Stop token filter
The stop
token filter is used to remove common words (also known as stopwords) from a token stream during analysis. Stopwords are typically articles and prepositions, such as a
or for
. These words are not significantly meaningful in search queries and are often excluded to improve search efficiency and relevance.
The default list of English stopwords includes the following words: a
, an
, and
, are
, as
, at
, be
, but
, by
, for
, if
, in
, into
, is
, it
, no
, not
, of
, on
, or
, such
, that
, the
, their
, then
, there
, these
, they
, this
, to
, was
, will
, and with
.
Parameters
The stop
token filter can be configured with the following parameters.

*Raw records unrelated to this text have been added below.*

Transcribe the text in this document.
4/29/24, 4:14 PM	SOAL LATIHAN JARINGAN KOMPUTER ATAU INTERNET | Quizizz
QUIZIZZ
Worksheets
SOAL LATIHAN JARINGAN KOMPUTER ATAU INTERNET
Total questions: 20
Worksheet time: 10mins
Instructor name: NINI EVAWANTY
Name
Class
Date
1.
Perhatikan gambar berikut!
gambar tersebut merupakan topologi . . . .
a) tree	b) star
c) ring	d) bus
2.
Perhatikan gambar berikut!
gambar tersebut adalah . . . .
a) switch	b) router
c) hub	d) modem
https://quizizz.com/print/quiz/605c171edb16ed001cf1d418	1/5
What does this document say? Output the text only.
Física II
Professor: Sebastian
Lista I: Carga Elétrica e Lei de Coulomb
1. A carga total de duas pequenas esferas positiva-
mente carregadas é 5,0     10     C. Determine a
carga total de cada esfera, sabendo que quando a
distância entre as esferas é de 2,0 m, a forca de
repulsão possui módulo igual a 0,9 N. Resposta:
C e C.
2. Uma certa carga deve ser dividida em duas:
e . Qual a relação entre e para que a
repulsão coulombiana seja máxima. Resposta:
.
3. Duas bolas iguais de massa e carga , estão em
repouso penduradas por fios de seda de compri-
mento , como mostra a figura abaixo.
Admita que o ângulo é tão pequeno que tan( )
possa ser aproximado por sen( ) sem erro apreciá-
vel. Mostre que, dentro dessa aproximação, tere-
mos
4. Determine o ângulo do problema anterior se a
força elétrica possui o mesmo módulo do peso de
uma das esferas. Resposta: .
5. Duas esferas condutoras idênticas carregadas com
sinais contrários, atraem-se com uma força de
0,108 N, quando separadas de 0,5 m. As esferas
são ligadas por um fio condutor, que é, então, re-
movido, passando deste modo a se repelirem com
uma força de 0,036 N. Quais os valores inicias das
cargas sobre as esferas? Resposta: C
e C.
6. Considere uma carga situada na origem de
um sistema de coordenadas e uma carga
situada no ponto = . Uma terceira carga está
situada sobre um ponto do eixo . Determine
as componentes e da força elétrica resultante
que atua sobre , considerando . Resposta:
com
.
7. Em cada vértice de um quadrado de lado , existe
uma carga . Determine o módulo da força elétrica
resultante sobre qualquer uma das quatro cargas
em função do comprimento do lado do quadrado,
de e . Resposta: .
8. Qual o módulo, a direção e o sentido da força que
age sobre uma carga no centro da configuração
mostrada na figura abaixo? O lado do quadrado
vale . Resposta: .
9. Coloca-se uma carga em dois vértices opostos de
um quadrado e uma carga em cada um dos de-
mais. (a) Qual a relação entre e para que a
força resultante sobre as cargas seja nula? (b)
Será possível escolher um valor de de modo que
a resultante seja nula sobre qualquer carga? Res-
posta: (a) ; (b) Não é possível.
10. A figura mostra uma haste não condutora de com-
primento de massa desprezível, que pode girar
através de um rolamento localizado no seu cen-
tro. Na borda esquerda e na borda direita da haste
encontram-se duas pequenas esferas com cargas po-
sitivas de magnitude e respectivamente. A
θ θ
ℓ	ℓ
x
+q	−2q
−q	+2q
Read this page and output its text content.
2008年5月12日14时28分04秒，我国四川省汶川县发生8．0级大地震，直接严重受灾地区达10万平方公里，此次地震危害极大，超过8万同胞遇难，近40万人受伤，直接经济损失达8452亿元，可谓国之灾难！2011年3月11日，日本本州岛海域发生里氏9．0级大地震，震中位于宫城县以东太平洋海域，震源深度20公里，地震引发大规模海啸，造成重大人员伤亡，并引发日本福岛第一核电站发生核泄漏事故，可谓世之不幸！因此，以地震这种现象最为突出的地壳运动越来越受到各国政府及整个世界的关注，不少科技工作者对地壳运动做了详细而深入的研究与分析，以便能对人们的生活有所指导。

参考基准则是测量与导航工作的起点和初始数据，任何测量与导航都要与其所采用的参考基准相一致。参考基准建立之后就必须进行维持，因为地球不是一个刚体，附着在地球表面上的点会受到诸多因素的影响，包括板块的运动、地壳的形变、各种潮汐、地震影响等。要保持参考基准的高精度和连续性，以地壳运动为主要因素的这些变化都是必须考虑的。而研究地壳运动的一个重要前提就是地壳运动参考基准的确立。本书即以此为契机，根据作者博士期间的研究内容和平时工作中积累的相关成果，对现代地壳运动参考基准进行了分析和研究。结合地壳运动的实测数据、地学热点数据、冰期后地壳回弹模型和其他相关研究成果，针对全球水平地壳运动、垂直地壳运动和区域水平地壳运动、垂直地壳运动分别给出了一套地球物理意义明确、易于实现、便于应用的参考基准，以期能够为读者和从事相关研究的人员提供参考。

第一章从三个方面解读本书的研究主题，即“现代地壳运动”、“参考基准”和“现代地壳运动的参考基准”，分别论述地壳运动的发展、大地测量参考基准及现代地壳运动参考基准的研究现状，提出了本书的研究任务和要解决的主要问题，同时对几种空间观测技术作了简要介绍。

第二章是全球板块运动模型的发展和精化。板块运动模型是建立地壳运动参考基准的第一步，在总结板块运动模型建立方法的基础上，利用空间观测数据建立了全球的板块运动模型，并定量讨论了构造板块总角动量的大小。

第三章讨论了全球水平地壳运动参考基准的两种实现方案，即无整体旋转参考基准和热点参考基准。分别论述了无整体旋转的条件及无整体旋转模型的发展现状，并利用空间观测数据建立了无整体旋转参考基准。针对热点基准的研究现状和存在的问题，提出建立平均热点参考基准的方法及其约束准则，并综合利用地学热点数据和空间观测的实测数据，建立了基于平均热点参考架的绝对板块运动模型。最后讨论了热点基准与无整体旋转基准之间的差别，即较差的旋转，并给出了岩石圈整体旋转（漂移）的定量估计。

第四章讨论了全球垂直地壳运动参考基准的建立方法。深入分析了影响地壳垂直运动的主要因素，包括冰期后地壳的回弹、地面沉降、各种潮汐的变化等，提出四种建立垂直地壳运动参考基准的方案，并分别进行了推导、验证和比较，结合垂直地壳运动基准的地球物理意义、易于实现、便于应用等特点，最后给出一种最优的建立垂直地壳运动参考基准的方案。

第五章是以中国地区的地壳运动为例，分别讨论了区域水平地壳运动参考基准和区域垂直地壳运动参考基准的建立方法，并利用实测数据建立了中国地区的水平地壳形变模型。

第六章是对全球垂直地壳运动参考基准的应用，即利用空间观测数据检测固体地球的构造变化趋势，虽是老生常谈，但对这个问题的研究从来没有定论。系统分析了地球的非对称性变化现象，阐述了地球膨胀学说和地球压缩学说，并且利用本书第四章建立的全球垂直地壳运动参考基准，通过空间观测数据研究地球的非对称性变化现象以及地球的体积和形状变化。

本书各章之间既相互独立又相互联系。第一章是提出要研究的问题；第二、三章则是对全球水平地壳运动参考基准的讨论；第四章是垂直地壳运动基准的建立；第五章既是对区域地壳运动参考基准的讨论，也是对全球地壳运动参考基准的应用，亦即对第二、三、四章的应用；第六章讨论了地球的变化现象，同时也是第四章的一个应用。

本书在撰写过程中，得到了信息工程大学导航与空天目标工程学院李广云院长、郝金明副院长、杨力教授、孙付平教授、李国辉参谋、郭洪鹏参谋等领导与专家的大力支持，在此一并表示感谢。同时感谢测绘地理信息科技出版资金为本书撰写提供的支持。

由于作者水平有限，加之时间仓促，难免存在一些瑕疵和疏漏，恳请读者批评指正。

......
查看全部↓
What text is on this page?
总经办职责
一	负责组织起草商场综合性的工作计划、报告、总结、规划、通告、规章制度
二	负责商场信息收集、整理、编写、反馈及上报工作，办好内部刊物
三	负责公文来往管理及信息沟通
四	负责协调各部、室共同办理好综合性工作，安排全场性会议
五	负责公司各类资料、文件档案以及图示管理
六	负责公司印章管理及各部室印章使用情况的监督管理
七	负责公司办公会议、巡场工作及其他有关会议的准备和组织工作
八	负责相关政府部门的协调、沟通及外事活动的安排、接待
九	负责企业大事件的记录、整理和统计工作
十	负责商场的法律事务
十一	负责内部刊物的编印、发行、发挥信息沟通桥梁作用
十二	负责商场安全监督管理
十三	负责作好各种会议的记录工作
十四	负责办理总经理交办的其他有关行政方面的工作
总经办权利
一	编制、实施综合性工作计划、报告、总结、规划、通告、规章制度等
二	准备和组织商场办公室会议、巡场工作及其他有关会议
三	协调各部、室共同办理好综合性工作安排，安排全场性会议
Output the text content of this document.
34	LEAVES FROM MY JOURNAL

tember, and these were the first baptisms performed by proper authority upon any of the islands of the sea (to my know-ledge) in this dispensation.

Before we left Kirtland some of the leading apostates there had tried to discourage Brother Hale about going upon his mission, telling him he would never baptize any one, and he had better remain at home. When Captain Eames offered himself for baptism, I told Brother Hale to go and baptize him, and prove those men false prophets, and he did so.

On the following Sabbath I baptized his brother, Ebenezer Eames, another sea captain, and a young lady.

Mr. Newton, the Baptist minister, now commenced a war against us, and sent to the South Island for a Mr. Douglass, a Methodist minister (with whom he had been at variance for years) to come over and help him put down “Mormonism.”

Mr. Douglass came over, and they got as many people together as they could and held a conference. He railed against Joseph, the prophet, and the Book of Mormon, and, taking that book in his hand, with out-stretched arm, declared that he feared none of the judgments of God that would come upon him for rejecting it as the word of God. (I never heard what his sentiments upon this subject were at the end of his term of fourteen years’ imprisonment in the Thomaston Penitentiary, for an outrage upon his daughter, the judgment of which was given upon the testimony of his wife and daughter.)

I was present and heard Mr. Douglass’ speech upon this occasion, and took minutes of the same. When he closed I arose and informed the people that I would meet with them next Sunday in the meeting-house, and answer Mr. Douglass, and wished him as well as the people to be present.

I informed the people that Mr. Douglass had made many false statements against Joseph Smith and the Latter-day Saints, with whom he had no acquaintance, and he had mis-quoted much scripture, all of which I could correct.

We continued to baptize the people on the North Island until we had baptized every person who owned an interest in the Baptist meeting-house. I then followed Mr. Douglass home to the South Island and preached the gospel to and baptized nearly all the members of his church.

Parameter | Required/Optional | Data type | Description |
---|---|---|---|
stopwords | Optional | String | Specifies either a custom array of stopwords or a language for which to fetch the predefined Lucene stopword list: - _arabic_ - _armenian_ - _basque_ - _bengali_ - _brazilian_ (Brazilian Portuguese) - _bulgarian_ - _catalan_ - _cjk_ (Chinese, Japanese, and Korean)- _czech_ - _danish_ - _dutch_ - _english_ (Default)- _estonian_ - _finnish_ - _french_ - _galician_ - _german_ - _greek_ - _hindi_ - _hungarian_ - _indonesian_ - _irish_ - _italian_ - _latvian_ - _lithuanian_ - _norwegian_ - _persian_ - _portuguese_ - _romanian_ - _russian_ - _sorani_ - _spanish_ - _swedish_ - _thai_ - _turkish_ |
stopwords_path | Optional | String | Specifies the file path (absolute or relative to the config directory) of the file containing custom stopwords. |
ignore_case | Optional | Boolean | If true , stopwords will be matched regardless of their case. Default is false . |
remove_trailing | Optional | Boolean | If true , trailing stopwords will be removed during analysis. Default is true . |
Example
The following example request creates a new index named my-stopword-index
and configures an analyzer with a stop
filter that uses the predefined stopword list for the English language:
PUT /my-stopword-index
{
"settings": {
"analysis": {
"filter": {
"my_stop_filter": {
"type": "stop",
"stopwords": "_english_"
}
},
"analyzer": {
"my_stop_analyzer": {
"type": "custom",
"tokenizer": "standard",
"filter": [
"lowercase",
"my_stop_filter"
]
}
}
}
}
}
Generated tokens
Use the following request to examine the tokens generated using the analyzer:
GET /my-stopword-index/_analyze
{
"analyzer": "my_stop_analyzer",
"text": "A quick dog jumps over the turtle"
}
The response contains the generated tokens:
{
"tokens": [
{
"token": "quick",
"start_offset": 2,
"end_offset": 7,
"type": "<ALPHANUM>",
"position": 1
},
{
"token": "dog",
"start_offset": 8,
"end_offset": 11,
"type": "<ALPHANUM>",
"position": 2
},
{
"token": "jumps",
"start_offset": 12,
"end_offset": 17,
"type": "<ALPHANUM>",
"position": 3
},
{
"token": "over",
"start_offset": 18,
"end_offset": 22,
"type": "<ALPHANUM>",
"position": 4
},
{
"token": "turtle",
"start_offset": 27,
"end_offset": 33,
"type": "<ALPHANUM>",
"position": 6
}
]
}